The polymer used was CMHPG, and the tests were conducted at pH of 3.8 and 10.8. One of the factors that affects the gel performance is the type of ligand attached to the Zr. Because the Zr-based crosslinkers are shear-sensitive, ligands were introduced to delay the crosslinking until the fluid passes the high-shear environments (perforations). Therefore, in this study, lactate, propylene glycol, and triethanolamine (TEA) were studied as ligands attached to the Zr. Two Zr crosslinkers with almost the same concentration of Zr can display different performances if the ligand attached to the Zr is not the same.

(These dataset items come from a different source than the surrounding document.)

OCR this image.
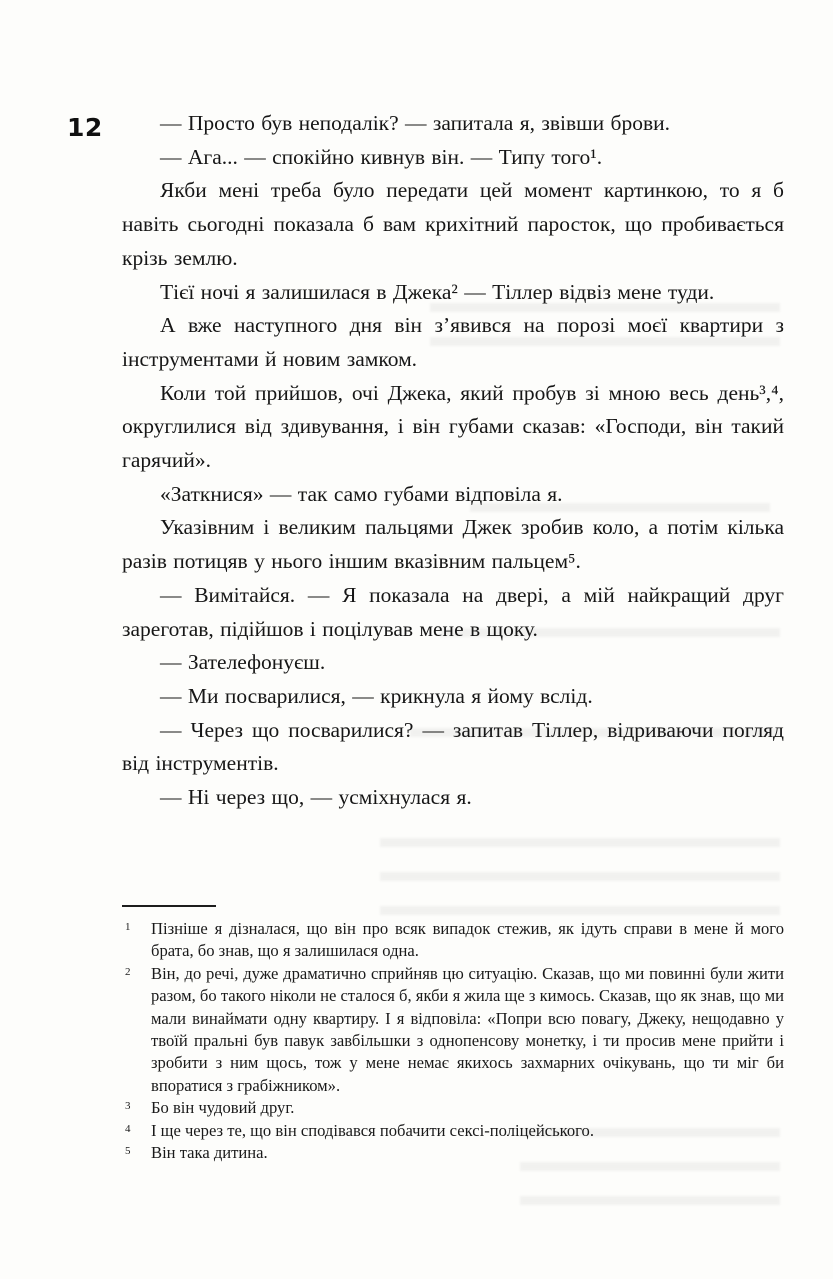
12	— Просто був неподалік? — запитала я, звівши брови.

— Ага... — спокійно кивнув він. — Типу того¹.

Якби мені треба було передати цей момент картинкою, то я б навіть сьогодні показала б вам крихітний паросток, що пробивається крізь землю.

Тієї ночі я залишилася в Джека² — Тіллер відвіз мене туди.

А вже наступного дня він з’явився на порозі моєї квартири з інструментами й новим замком.

Коли той прийшов, очі Джека, який пробув зі мною весь день³,⁴, округлилися від здивування, і він губами сказав: «Господи, він такий гарячий».

«Заткнися» — так само губами відповіла я.

Указівним і великим пальцями Джек зробив коло, а потім кілька разів потицяв у нього іншим вказівним пальцем⁵.

— Вимітайся. — Я показала на двері, а мій найкращий друг зареготав, підійшов і поцілував мене в щоку.

— Зателефонуєш.

— Ми посварилися, — крикнула я йому вслід.

— Через що посварилися? — запитав Тіллер, відриваючи погляд від інструментів.

— Ні через що, — усміхнулася я.

1 Пізніше я дізналася, що він про всяк випадок стежив, як ідуть справи в мене й мого брата, бо знав, що я залишилася одна.
2 Він, до речі, дуже драматично сприйняв цю ситуацію. Сказав, що ми повинні були жити разом, бо такого ніколи не сталося б, якби я жила ще з кимось. Сказав, що як знав, що ми мали винаймати одну квартиру. І я відповіла: «Попри всю повагу, Джеку, нещодавно у твоїй пральні був павук завбільшки з однопенсову монетку, і ти просив мене прийти і зробити з ним щось, тож у мене немає якихось захмарних очікувань, що ти міг би впоратися з грабіжником».
3 Бо він чудовий друг.
4 І ще через те, що він сподівався побачити сексі-поліцейського.
5 Він така дитина.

The rapid viscosity buildup at high pH had always been a limitation of Zr crosslinkers; however, a new Al-Zr dual crosslinker was introduced in the present study to address this limitation. The Al-Zr crosslinker outperformed all the other crosslinkers examined in the present study. Immediate viscosity buildup at a high pH and a lack of shear recoverability of Zr-based crosslinkers was addressed through the Al-Zr crosslinker. The Al-Zr crosslinker introduced in this study is one compound that is easy to use in the field. The Al-Zr crosslinker performance was compared with the boron-zirconium (B-Zr) crosslinker: Both had lactate as a ligand attached to them. Among all the Zr-based crosslinkers in this study, the Zr crosslinker with lactate and propylene glycol as a ligand performed the best. The CMHPG crosslinked with each of the crosslinkers was tested for proppant-carrying purposes along with static leakoff rates. The results revealed gel-proppant-suspending capabilities and acceptable leakoff rates.
Extensive laboratory research is a key to a successful field treatment. These results indicate that fracturing fluids are complex, and the ligand type is one of the important factors in determining the final properties of fracturing fluids. Therefore, the results of this study will assist in developing Zr-based crosslinkers that address their current shortcomings.